Market segmentation was THE big thing until a few years ago. Take all your customers and try to figure out similarities that would enable you to group them into segments, then communicate with those segments. So you’d have High-end Heather and Coupon Clara and Value Victoria, segments that would receive similar communications, targeting their demonstrated habits. High-end Heather would get direct mail filled with expensive brands, while Coupon Clara got emails touting the best coupons of the week. Of course, segmentation was better than the mass marketing of old, but what if you had one million Value Victorias? Victoria could be a young stay-at-home mom or be a grandmother or be a college student, or even be a Victor! Segmentation will likely engage your customer more, but will not differentiate you from your competitors.

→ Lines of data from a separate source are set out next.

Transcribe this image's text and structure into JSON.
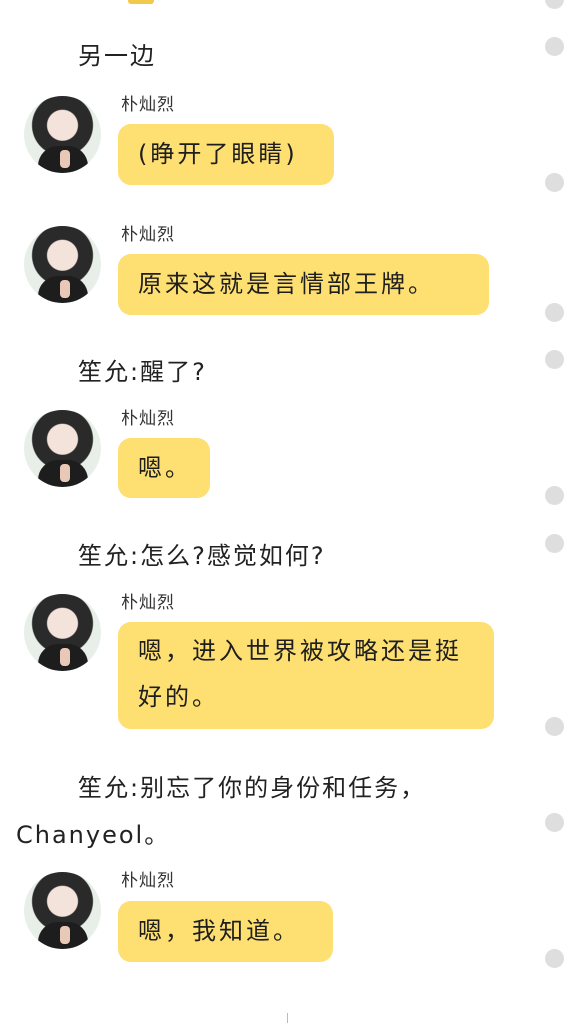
{
  "section_heading": "另一边",
  "messages": [
    {
      "speaker": "朴灿烈",
      "text": "(睁开了眼睛)"
    },
    {
      "speaker": "朴灿烈",
      "text": "原来这就是言情部王牌。"
    },
    {
      "speaker": "朴灿烈",
      "text": "嗯。"
    },
    {
      "speaker": "朴灿烈",
      "text": "嗯，进入世界被攻略还是挺好的。"
    },
    {
      "speaker": "朴灿烈",
      "text": "嗯，我知道。"
    }
  ],
  "narration": [
    "笙允:醒了?",
    "笙允:怎么?感觉如何?",
    "笙允:别忘了你的身份和任务，",
    "Chanyeol。"
  ],
  "colors": {
    "bubble": "#fddf72",
    "rail_dot": "#dedede",
    "background": "#ffffff"
  },
  "icons": {
    "avatar": "user-avatar-photo",
    "rail_dot": "dot-icon"
  }
}
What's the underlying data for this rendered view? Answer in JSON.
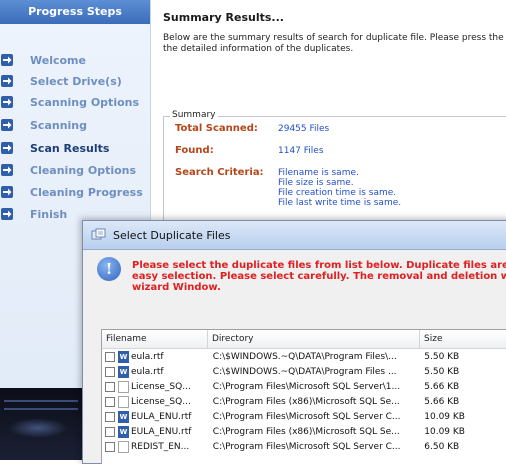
{
  "sidebar": {
    "header": "Progress Steps",
    "steps": [
      {
        "label": "Welcome"
      },
      {
        "label": "Select Drive(s)"
      },
      {
        "label": "Scanning Options"
      },
      {
        "label": "Scanning"
      },
      {
        "label": "Scan Results"
      },
      {
        "label": "Cleaning Options"
      },
      {
        "label": "Cleaning Progress"
      },
      {
        "label": "Finish"
      }
    ]
  },
  "main": {
    "title": "Summary Results...",
    "description_line1": "Below are the summary results of search for duplicate file. Please press the",
    "description_line2": "the detailed information of the duplicates.",
    "summary": {
      "group_label": "Summary",
      "total_scanned_label": "Total Scanned:",
      "total_scanned_value": "29455 Files",
      "found_label": "Found:",
      "found_value": "1147 Files",
      "criteria_label": "Search Criteria:",
      "criteria": [
        "Filename is same.",
        "File size is same.",
        "File creation time is same.",
        "File last write time is same."
      ]
    }
  },
  "dialog": {
    "title": "Select Duplicate Files",
    "warning_line1": "Please select the duplicate files from list below. Duplicate files are gro",
    "warning_line2": "easy selection. Please select carefully. The removal and deletion will t",
    "warning_line3": "wizard Window.",
    "columns": [
      "Filename",
      "Directory",
      "Size"
    ],
    "rows": [
      {
        "filename": "eula.rtf",
        "icon": "word-doc-icon",
        "directory": "C:\\$WINDOWS.~Q\\DATA\\Program Files\\...",
        "size": "5.50 KB"
      },
      {
        "filename": "eula.rtf",
        "icon": "word-doc-icon",
        "directory": "C:\\$WINDOWS.~Q\\DATA\\Program Files ...",
        "size": "5.50 KB"
      },
      {
        "filename": "License_SQ...",
        "icon": "text-doc-icon",
        "directory": "C:\\Program Files\\Microsoft SQL Server\\1...",
        "size": "5.66 KB"
      },
      {
        "filename": "License_SQ...",
        "icon": "text-doc-icon",
        "directory": "C:\\Program Files (x86)\\Microsoft SQL Se...",
        "size": "5.66 KB"
      },
      {
        "filename": "EULA_ENU.rtf",
        "icon": "word-doc-icon",
        "directory": "C:\\Program Files\\Microsoft SQL Server C...",
        "size": "10.09 KB"
      },
      {
        "filename": "EULA_ENU.rtf",
        "icon": "word-doc-icon",
        "directory": "C:\\Program Files (x86)\\Microsoft SQL Se...",
        "size": "10.09 KB"
      },
      {
        "filename": "REDIST_EN...",
        "icon": "text-doc-icon",
        "directory": "C:\\Program Files\\Microsoft SQL Server C...",
        "size": "6.50 KB"
      }
    ]
  }
}
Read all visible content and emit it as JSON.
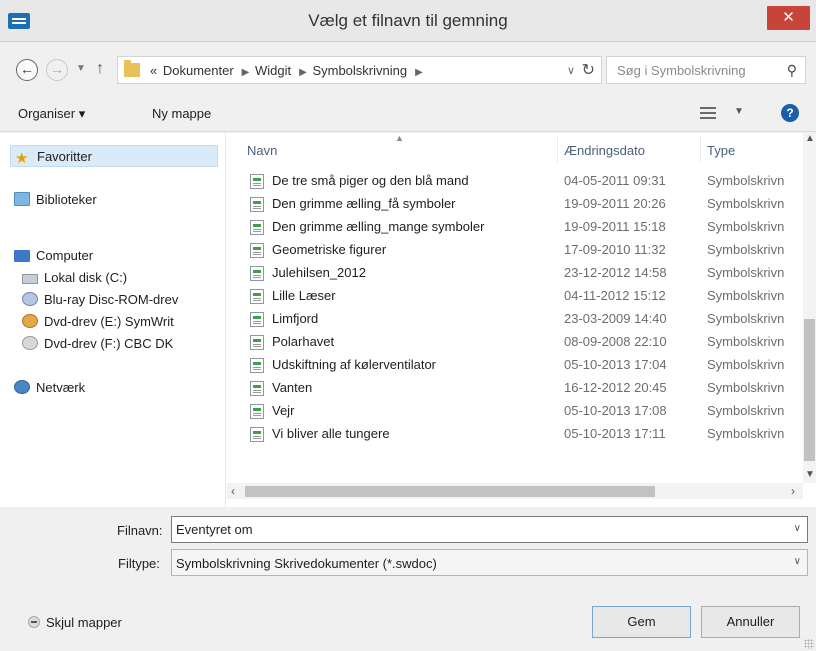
{
  "window": {
    "title": "Vælg et filnavn til gemning",
    "close_label": "✕"
  },
  "address": {
    "breadcrumb": [
      "«",
      "Dokumenter",
      "Widgit",
      "Symbolskrivning"
    ],
    "search_placeholder": "Søg i Symbolskrivning"
  },
  "toolbar": {
    "organise_label": "Organiser ▾",
    "new_folder_label": "Ny mappe"
  },
  "navpane": {
    "items": [
      {
        "label": "Favoritter",
        "icon": "star-icon"
      },
      {
        "label": "Biblioteker",
        "icon": "library-icon"
      },
      {
        "label": "Computer",
        "icon": "computer-icon"
      },
      {
        "label": "Lokal disk (C:)",
        "icon": "hard-drive-icon"
      },
      {
        "label": "Blu-ray Disc-ROM-drev",
        "icon": "disc-drive-icon"
      },
      {
        "label": "Dvd-drev (E:) SymWrit",
        "icon": "dvd-drive-icon"
      },
      {
        "label": "Dvd-drev (F:) CBC DK",
        "icon": "dvd-drive-icon"
      },
      {
        "label": "Netværk",
        "icon": "network-icon"
      }
    ]
  },
  "filelist": {
    "columns": [
      "Navn",
      "Ændringsdato",
      "Type"
    ],
    "rows": [
      {
        "name": "De tre små piger og den blå mand",
        "date": "04-05-2011 09:31",
        "type": "Symbolskrivn"
      },
      {
        "name": "Den grimme ælling_få symboler",
        "date": "19-09-2011 20:26",
        "type": "Symbolskrivn"
      },
      {
        "name": "Den grimme ælling_mange symboler",
        "date": "19-09-2011 15:18",
        "type": "Symbolskrivn"
      },
      {
        "name": "Geometriske figurer",
        "date": "17-09-2010 11:32",
        "type": "Symbolskrivn"
      },
      {
        "name": "Julehilsen_2012",
        "date": "23-12-2012 14:58",
        "type": "Symbolskrivn"
      },
      {
        "name": "Lille Læser",
        "date": "04-11-2012 15:12",
        "type": "Symbolskrivn"
      },
      {
        "name": "Limfjord",
        "date": "23-03-2009 14:40",
        "type": "Symbolskrivn"
      },
      {
        "name": "Polarhavet",
        "date": "08-09-2008 22:10",
        "type": "Symbolskrivn"
      },
      {
        "name": "Udskiftning af kølerventilator",
        "date": "05-10-2013 17:04",
        "type": "Symbolskrivn"
      },
      {
        "name": "Vanten",
        "date": "16-12-2012 20:45",
        "type": "Symbolskrivn"
      },
      {
        "name": "Vejr",
        "date": "05-10-2013 17:08",
        "type": "Symbolskrivn"
      },
      {
        "name": "Vi bliver alle tungere",
        "date": "05-10-2013 17:11",
        "type": "Symbolskrivn"
      }
    ]
  },
  "form": {
    "filename_label": "Filnavn:",
    "filename_value": "Eventyret om",
    "filetype_label": "Filtype:",
    "filetype_value": "Symbolskrivning Skrivedokumenter (*.swdoc)"
  },
  "footer": {
    "hide_folders_label": "Skjul mapper",
    "save_label": "Gem",
    "cancel_label": "Annuller"
  },
  "colors": {
    "close_button": "#c7443b",
    "selection": "#dbeaf7",
    "header_text": "#4c607a"
  }
}
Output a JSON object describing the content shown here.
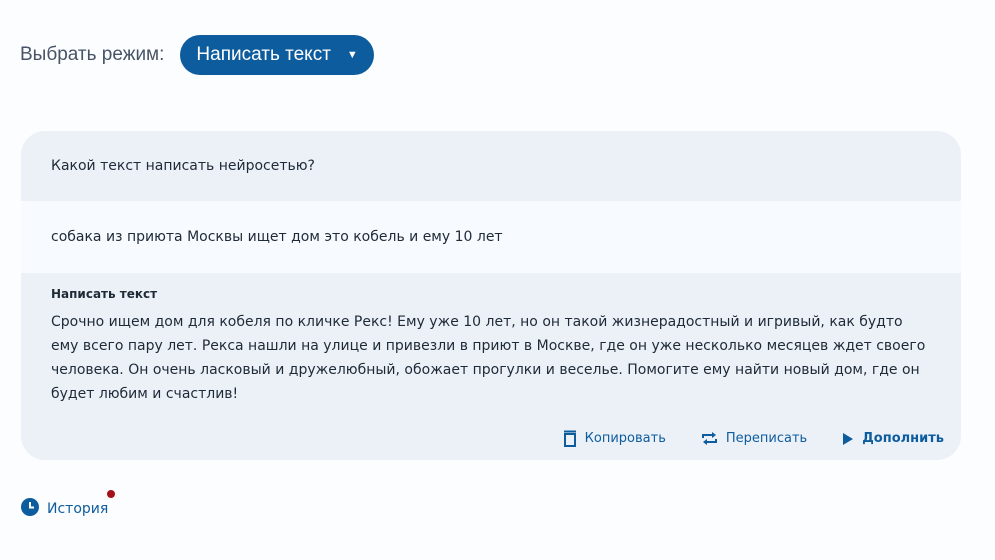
{
  "mode": {
    "label": "Выбрать режим:",
    "selected": "Написать текст"
  },
  "prompt": {
    "question": "Какой текст написать нейросетью?",
    "input_value": "собака из приюта Москвы ищет дом это кобель и ему 10 лет"
  },
  "result": {
    "title": "Написать текст",
    "text": "Срочно ищем дом для кобеля по кличке Рекс! Ему уже 10 лет, но он такой жизнерадостный и игривый, как будто ему всего пару лет. Рекса нашли на улице и привезли в приют в Москве, где он уже несколько месяцев ждет своего человека. Он очень ласковый и дружелюбный, обожает прогулки и веселье. Помогите ему найти новый дом, где он будет любим и счастлив!"
  },
  "actions": {
    "copy": "Копировать",
    "rewrite": "Переписать",
    "continue": "Дополнить"
  },
  "history": {
    "label": "История"
  },
  "icons": {
    "copy": "copy-icon",
    "rewrite": "repeat-icon",
    "continue": "play-icon",
    "history": "clock-icon",
    "caret": "caret-down-icon"
  },
  "colors": {
    "accent": "#0d5c9e",
    "card_bg": "#ecf1f8",
    "input_bg": "#f7faff",
    "notification": "#a50f1a"
  }
}
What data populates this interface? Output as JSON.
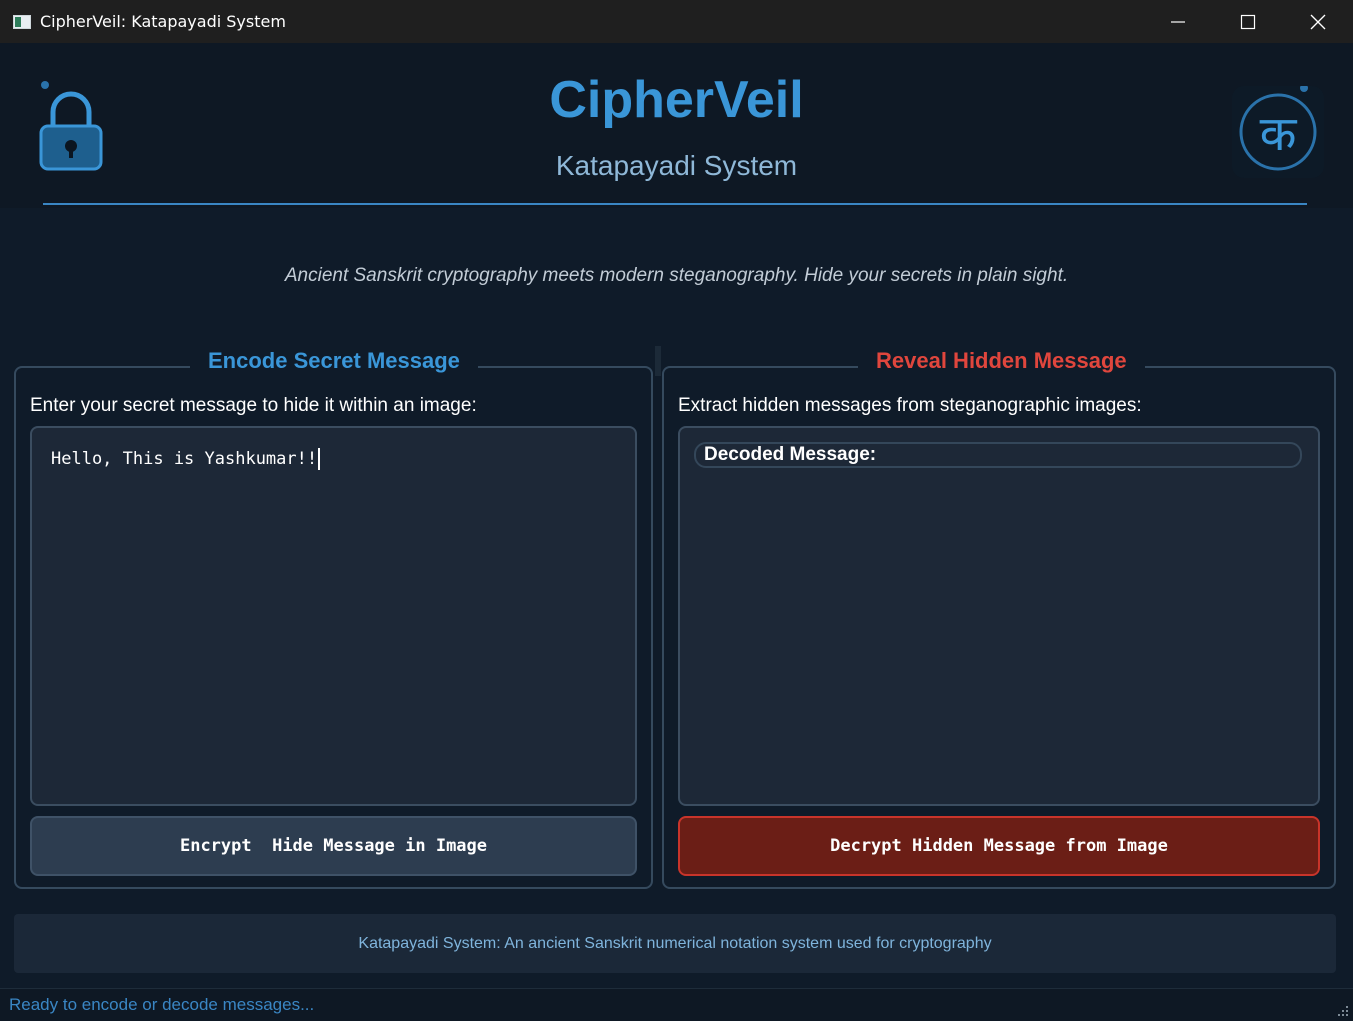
{
  "window": {
    "title": "CipherVeil: Katapayadi System",
    "controls": [
      "minimize-icon",
      "maximize-icon",
      "close-icon"
    ]
  },
  "header": {
    "title": "CipherVeil",
    "subtitle": "Katapayadi System",
    "left_icon": "lock-icon",
    "right_icon": "ka-glyph-icon",
    "right_glyph": "क"
  },
  "tagline": "Ancient Sanskrit cryptography meets modern steganography. Hide your secrets in plain sight.",
  "encode": {
    "legend": "Encode Secret Message",
    "description": "Enter your secret message to hide it within an image:",
    "message_value": "Hello, This is Yashkumar!!",
    "button_label": "Encrypt  Hide Message in Image"
  },
  "decode": {
    "legend": "Reveal Hidden Message",
    "description": "Extract hidden messages from steganographic images:",
    "decoded_label": "Decoded Message:",
    "button_label": "Decrypt Hidden Message from Image"
  },
  "info": "Katapayadi System: An ancient Sanskrit numerical notation system used for cryptography",
  "status": "Ready to encode or decode messages...",
  "colors": {
    "background": "#0f1b29",
    "accent_blue": "#3a96d8",
    "accent_red": "#e0463d",
    "decrypt_button": "#6b1e16",
    "encrypt_button": "#2d3d50"
  }
}
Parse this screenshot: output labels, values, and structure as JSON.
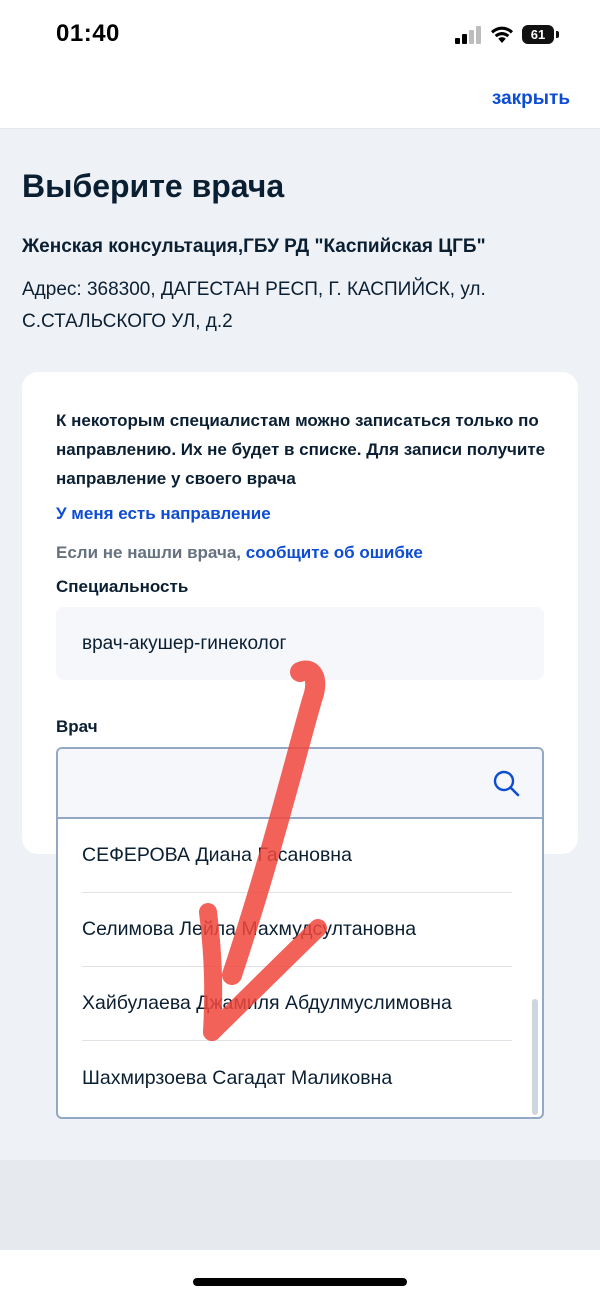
{
  "status_bar": {
    "time": "01:40",
    "battery": "61"
  },
  "header": {
    "close_label": "закрыть"
  },
  "page": {
    "title": "Выберите врача",
    "org_name": "Женская консультация,ГБУ РД \"Каспийская ЦГБ\"",
    "address": "Адрес: 368300, ДАГЕСТАН РЕСП, Г. КАСПИЙСК, ул. С.СТАЛЬСКОГО УЛ, д.2"
  },
  "card": {
    "notice": "К некоторым специалистам можно записаться только по направлению. Их не будет в списке. Для записи получите направление у своего врача",
    "referral_link": "У меня есть направление",
    "report_prefix": "Если не нашли врача,",
    "report_link": "сообщите об ошибке",
    "specialty_label": "Специальность",
    "specialty_value": "врач-акушер-гинеколог",
    "doctor_label": "Врач"
  },
  "doctor_search": {
    "value": "",
    "doctors": [
      "СЕФЕРОВА Диана Гасановна",
      "Селимова Лейла Махмудсултановна",
      "Хайбулаева Джамиля Абдулмуслимовна",
      "Шахмирзоева Сагадат Маликовна"
    ]
  },
  "colors": {
    "accent": "#0d4cd3",
    "annotation": "#f0473c"
  },
  "icons": [
    "search-icon",
    "signal-icon",
    "wifi-icon",
    "battery-icon"
  ]
}
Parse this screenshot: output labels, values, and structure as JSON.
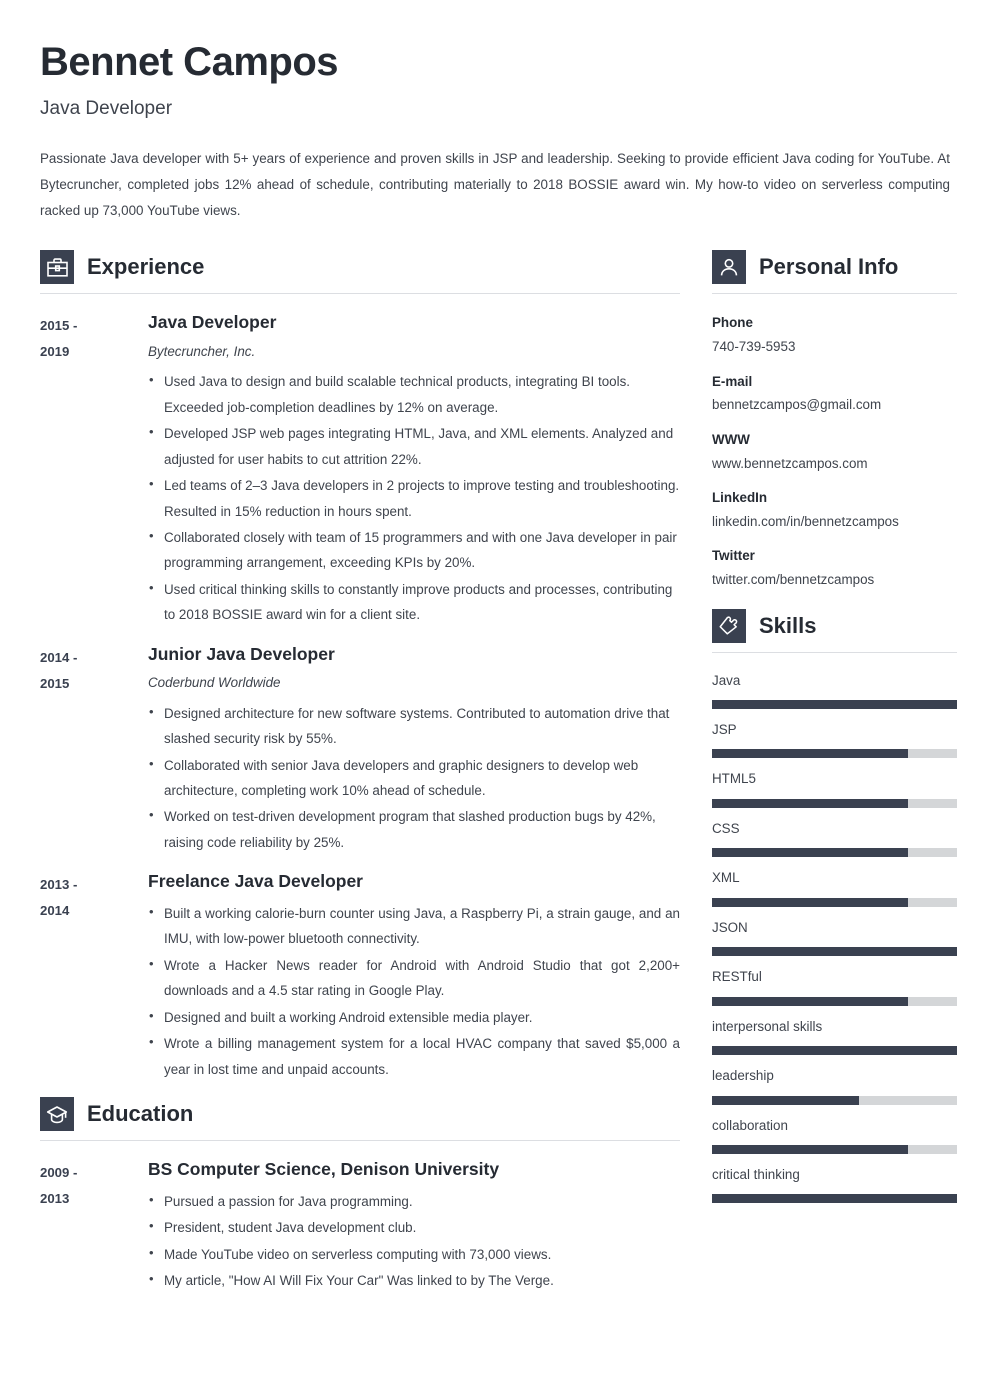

With the advent of all things digital and the realization that we now know more than we ever did (or thought we wanted to) about our customers, we now see personalization at the customer level. Of course, even today, personalization can seem to be an over-used, and sometimes misused, word, but essentially, it means speaking to your customers as individuals, not as segments. Rather than speaking to a few large segments of customers, you can speak one-to-one to each of your customers. Because we can access and control so much customer data, we now know that a customer in the Value Victoria segment is graduating from college and will likely need professional attire and perhaps starter furniture. And message accordingly.
So which marketing strategy is best for your business? If you have very few products and a homogeneous set of customers, segmentation will likely suit your needs. An extreme example would be a personal jet dealer/broker. They likely sell to rich individuals and businesses. Very limited product line and two types of customers–>Very easy segmentation. However, few businesses have the luxury of having very few products and very similar customers. Most companies have a large number of SKUs and a heterogeneous set of customers; for them, personalization is the way to best engage customers. With recent technology improvements, cost is no longer a factor in choosing between the two, so personalization no longer has to be a dream deferred.